In [0]:
#https://www.tensorflow.org/tutorials/customization/autodiff

In [2]:
from __future__ import absolute_import, division, print_function, unicode_literals

# TensorFlow and tf.keras
try:
  # %tensorflow_version only exists in Colab.
  %tensorflow_version 2.x
except Exception:
  pass
import tensorflow as tf
from tensorflow import keras
import numpy as np

TensorFlow 2.x selected.


#Gradient tapes

TensorFlow provides the `tf.GradientTape` API for automatic differentiation - computing the gradient of a computation with respect to its input variables. Tensorflow "records" all operations executed inside the context of a `tf.GradientTape` onto a "tape". Tensorflow then uses that tape and the gradients associated with each recorded operation to compute the gradients of a "recorded" computation using reverse mode differentiation.

For example:

In [0]:
x = tf.ones((2, 2)) #create a tf matrix of ones shape 2,2

with tf.GradientTape() as t:
  t.watch(x) #I think this is to record everything that happens to X
  y = tf.reduce_sum(x) #Basically sums the insides of the matrix and flattens it into a sole number
  z = tf.multiply(y, y) #multiplies that sole number by itself., returns 16 (4*4)
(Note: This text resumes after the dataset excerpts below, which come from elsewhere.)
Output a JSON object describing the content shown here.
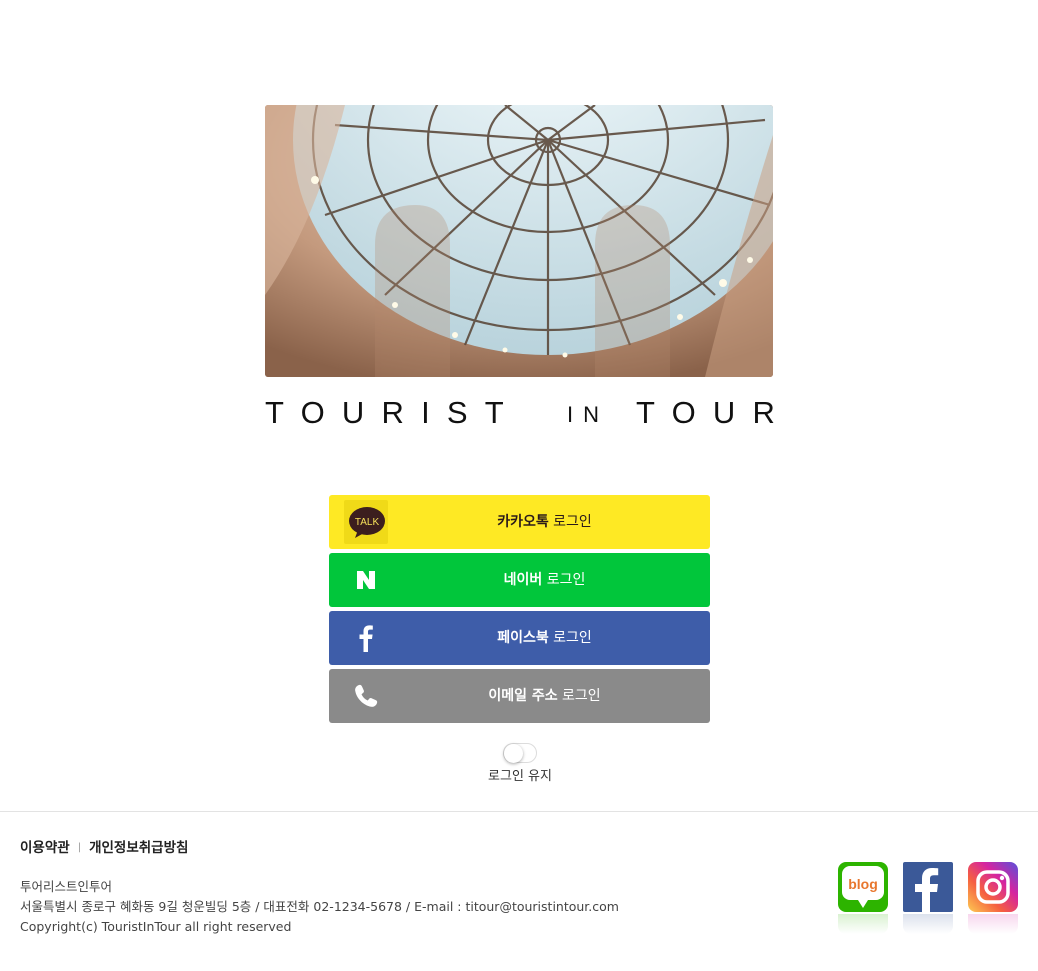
{
  "brand": {
    "word1": "TOURIST",
    "word2": "IN",
    "word3": "TOUR"
  },
  "login": {
    "kakao": {
      "bold": "카카오톡",
      "rest": " 로그인",
      "icon": "kakaotalk-icon",
      "badge": "TALK",
      "color": "#fee924"
    },
    "naver": {
      "bold": "네이버",
      "rest": " 로그인",
      "icon": "naver-icon",
      "badge": "N",
      "color": "#01c63b"
    },
    "facebook": {
      "bold": "페이스북",
      "rest": " 로그인",
      "icon": "facebook-icon",
      "badge": "f",
      "color": "#3e5da9"
    },
    "email": {
      "bold": "이메일 주소",
      "rest": " 로그인",
      "icon": "phone-icon",
      "color": "#8a8a8a"
    }
  },
  "keep_login": {
    "label": "로그인 유지",
    "checked": false
  },
  "footer": {
    "terms": "이용약관",
    "separator": "|",
    "privacy": "개인정보취급방침",
    "company_name": "투어리스트인투어",
    "address": "서울특별시 종로구 혜화동 9길 청운빌딩 5층 / 대표전화 02-1234-5678 / E-mail : titour@touristintour.com",
    "copyright": "Copyright(c) TouristInTour all right reserved"
  },
  "social": {
    "blog": {
      "label": "blog",
      "icon": "blog-icon",
      "color": "#2db400"
    },
    "facebook": {
      "label": "f",
      "icon": "facebook-icon",
      "color": "#3b5998"
    },
    "instagram": {
      "icon": "instagram-icon",
      "color": "#d6249f"
    }
  }
}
# Derivative of z with respect to the original input tensor x
dz_dx = t.gradient(z, x) #returns a (2,2) matrix full of 8. Why??, not sure...
for i in [0, 1]:
  for j in [0, 1]:
    assert dz_dx[i][j].numpy() == 8.0 #Note: assert is like an if, if we change it gives an error because the value is not 8.
    


In [17]:
dz_dx

<tf.Tensor: shape=(2, 2), dtype=float32, numpy=
array([[8., 8.],
       [8., 8.]], dtype=float32)>

You can also request gradients of the output with respect to intermediate values computed during a "recorded" `tf.GradientTape` context.

In [0]:
x = tf.ones((2, 2))

with tf.GradientTape() as t:
  t.watch(x)
  y = tf.reduce_sum(x)
  z = tf.multiply(y, y)

# Use the tape to compute the derivative of z with respect to the
# intermediate value y.
dz_dy = t.gradient(z, y) #returns a single 8
assert dz_dy.numpy() == 8.0


In [20]:
dz_dy

<tf.Tensor: shape=(), dtype=float32, numpy=8.0>

By default, the resources held by a GradientTape are released as soon as `GradientTape.gradient()` method is called. To compute multiple gradients over the same computation, create a persistent gradient tape. This allows multiple calls to the gradient() method as resources are released when the tape object is garbage collected. For example:

In [0]:
x = tf.constant(3.0) #creates a simple 3
with tf.GradientTape(persistent=True) as t:
  t.watch(x)
  y = x * x #9
  z = y * y #81
dz_dx = t.gradient(z, x)  # 108.0 (4*x^3 at x = 3) #<- 27*4 = 108, is this the same calc for everything? where does the 4* and the ^3 come from?
dy_dx = t.gradient(y, x)  # 6.0 
del t  # Drop the reference to the tape


#Recording control flow

Because tapes record operations as they are executed, Python control flow (using ifs and whiles for example) is naturally handled:

In [0]:
#f does not return the same value as grad.
def f(x, y): # a simple function with for and ifs, Not sure if the values are arbitraty
  output = 1.0
  for i in range(y):
    if i > 1 and i < 5:
      output = tf.multiply(output, x)
  return output

def grad(x, y):
  with tf.GradientTape() as t:
    t.watch(x)
    out = f(x, y)
  return t.gradient(out, x)

x = tf.convert_to_tensor(2.0) #passing a tensor

assert grad(x, 6).numpy() == 12.0
assert grad(x, 5).numpy() == 12.0
assert grad(x, 4).numpy() == 4.0


#Higher-order gradients

Operations inside of the GradientTape context manager are recorded for automatic differentiation. If gradients are computed in that context, then the gradient computation is recorded as well. As a result, the exact same API works for higher-order gradients as well. For example:

In [0]:
x = tf.Variable(1.0)  # Create a Tensorflow variable initialized to 1.0

with tf.GradientTape() as t:
  with tf.GradientTape() as t2:
    y = x * x * x
  # Compute the gradient inside the 't' context manager
  # which means the gradient computation is differentiable as well.
  dy_dx = t2.gradient(y, x) #returns a 3, whyy????????, i think its because y = x*x*x... because if we do x*x it returns 2...
d2y_dx2 = t.gradient(dy_dx, x) #returns a 6....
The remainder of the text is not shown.